Do not stop. I can remember when [March for Our Lives board member and Parkland shooting survivor] David Hogg said: “We’re not done yet.” And that must be a rallying call until we get the common sense gun laws we demand. We’re not done until our students are safe. We’re not done, and we won’t stop until that happens. So that’s my message to them, that they need to keep their voices heard in any way they can. When they are eligible to vote, they must be registered and vote. And when they are not eligible to vote, they must urge their parents and community members and everyone who can vote to vote for their safety. So don’t stop.

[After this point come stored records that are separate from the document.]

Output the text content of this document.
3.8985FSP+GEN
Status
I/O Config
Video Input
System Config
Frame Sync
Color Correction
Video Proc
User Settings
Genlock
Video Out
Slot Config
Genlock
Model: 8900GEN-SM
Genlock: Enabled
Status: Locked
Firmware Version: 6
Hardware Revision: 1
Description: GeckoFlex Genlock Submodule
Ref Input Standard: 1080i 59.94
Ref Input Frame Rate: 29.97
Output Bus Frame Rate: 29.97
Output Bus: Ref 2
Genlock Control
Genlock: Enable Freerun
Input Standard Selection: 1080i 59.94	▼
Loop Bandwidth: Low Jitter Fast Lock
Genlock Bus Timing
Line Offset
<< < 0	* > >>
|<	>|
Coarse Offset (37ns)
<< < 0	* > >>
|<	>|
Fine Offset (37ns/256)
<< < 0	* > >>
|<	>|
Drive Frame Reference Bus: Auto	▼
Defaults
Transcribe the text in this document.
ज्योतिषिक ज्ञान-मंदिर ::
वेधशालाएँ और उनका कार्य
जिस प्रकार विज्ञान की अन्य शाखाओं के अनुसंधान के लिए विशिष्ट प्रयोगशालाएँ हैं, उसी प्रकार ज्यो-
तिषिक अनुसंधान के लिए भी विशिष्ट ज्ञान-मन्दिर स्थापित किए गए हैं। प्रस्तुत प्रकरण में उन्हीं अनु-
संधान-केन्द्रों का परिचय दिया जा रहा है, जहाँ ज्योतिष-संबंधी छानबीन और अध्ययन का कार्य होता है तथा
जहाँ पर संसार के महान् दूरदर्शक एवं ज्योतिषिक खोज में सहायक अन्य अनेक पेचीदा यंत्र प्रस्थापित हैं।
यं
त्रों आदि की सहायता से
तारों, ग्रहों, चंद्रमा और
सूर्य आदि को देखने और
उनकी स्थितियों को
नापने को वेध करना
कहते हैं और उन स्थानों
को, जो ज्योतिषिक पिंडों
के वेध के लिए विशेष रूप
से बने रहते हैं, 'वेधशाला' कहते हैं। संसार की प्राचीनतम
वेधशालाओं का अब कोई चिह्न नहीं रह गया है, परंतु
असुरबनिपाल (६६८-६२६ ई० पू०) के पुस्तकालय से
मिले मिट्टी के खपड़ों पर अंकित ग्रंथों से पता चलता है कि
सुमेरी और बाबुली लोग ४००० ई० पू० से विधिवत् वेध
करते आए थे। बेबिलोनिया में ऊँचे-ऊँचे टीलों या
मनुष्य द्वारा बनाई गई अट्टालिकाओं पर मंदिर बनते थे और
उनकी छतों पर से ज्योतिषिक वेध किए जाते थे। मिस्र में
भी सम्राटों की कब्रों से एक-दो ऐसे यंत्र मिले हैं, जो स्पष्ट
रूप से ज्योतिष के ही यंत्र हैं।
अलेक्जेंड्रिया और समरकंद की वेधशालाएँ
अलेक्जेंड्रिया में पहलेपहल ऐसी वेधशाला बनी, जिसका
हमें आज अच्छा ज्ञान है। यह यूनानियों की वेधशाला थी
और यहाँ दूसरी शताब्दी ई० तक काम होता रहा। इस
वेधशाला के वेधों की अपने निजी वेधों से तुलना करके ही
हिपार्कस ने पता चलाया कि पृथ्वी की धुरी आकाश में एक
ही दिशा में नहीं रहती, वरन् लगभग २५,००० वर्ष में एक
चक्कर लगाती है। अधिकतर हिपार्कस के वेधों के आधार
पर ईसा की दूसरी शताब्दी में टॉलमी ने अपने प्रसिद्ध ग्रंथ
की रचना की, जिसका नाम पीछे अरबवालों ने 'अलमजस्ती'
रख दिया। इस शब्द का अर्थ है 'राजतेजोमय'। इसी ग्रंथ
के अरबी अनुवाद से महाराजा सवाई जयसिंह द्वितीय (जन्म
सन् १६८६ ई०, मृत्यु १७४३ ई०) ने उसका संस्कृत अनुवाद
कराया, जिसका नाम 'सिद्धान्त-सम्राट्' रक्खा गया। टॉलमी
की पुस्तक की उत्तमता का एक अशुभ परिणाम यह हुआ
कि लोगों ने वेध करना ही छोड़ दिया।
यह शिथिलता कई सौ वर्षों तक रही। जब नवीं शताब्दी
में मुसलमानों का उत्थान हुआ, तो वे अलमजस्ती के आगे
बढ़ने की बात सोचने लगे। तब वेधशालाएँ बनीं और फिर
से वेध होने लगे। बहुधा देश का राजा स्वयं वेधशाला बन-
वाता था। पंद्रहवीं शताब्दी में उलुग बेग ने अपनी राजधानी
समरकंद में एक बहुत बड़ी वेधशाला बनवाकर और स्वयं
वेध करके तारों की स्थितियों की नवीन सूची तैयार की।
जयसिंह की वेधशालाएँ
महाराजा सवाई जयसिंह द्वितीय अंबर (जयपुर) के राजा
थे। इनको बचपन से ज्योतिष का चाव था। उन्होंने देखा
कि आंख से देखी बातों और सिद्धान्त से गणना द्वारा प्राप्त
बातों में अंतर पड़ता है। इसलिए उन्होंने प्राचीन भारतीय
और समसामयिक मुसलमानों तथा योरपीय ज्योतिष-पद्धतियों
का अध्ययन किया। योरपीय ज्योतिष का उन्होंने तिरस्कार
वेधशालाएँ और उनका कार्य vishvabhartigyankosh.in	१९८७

Keep raising your voice and doing what it takes to protect their comrades.

Students and educators have not only engaged in activism against gun violence, but also against legislation that limits classroom discussions about race, gender, identity, sexual orientation or so-called sensitive topics. . The spokesperson for the Texas State Teachers Association told me after the Uvalde shooting that it was heartbreaking to see lawmakers spend so much time restricting what educators can teach while easing restrictions on firearms. fire. What do you think?

Elected leaders use these culture war tactics to stoke fear and divide us, and they do so in a concerted, intentional, and connected way. It’s all connected, including this latest twist on common-sense gun laws to talk about arming teachers. Educators are literally threatened, verbally threatened, physically threatened, threatened by our jobs to prevent us from teaching the true history of this country or giving students opportunities and spaces to have these conversations and develop the critical thinking skills that we need them to have. We know that these bills are all designed to divert our attention from investing in our students, in our communities and in our public schools. We will continue to talk about it, denounce it and demand that those in positions of power stand up against it. If they don’t, then November [midterm elections] are coming.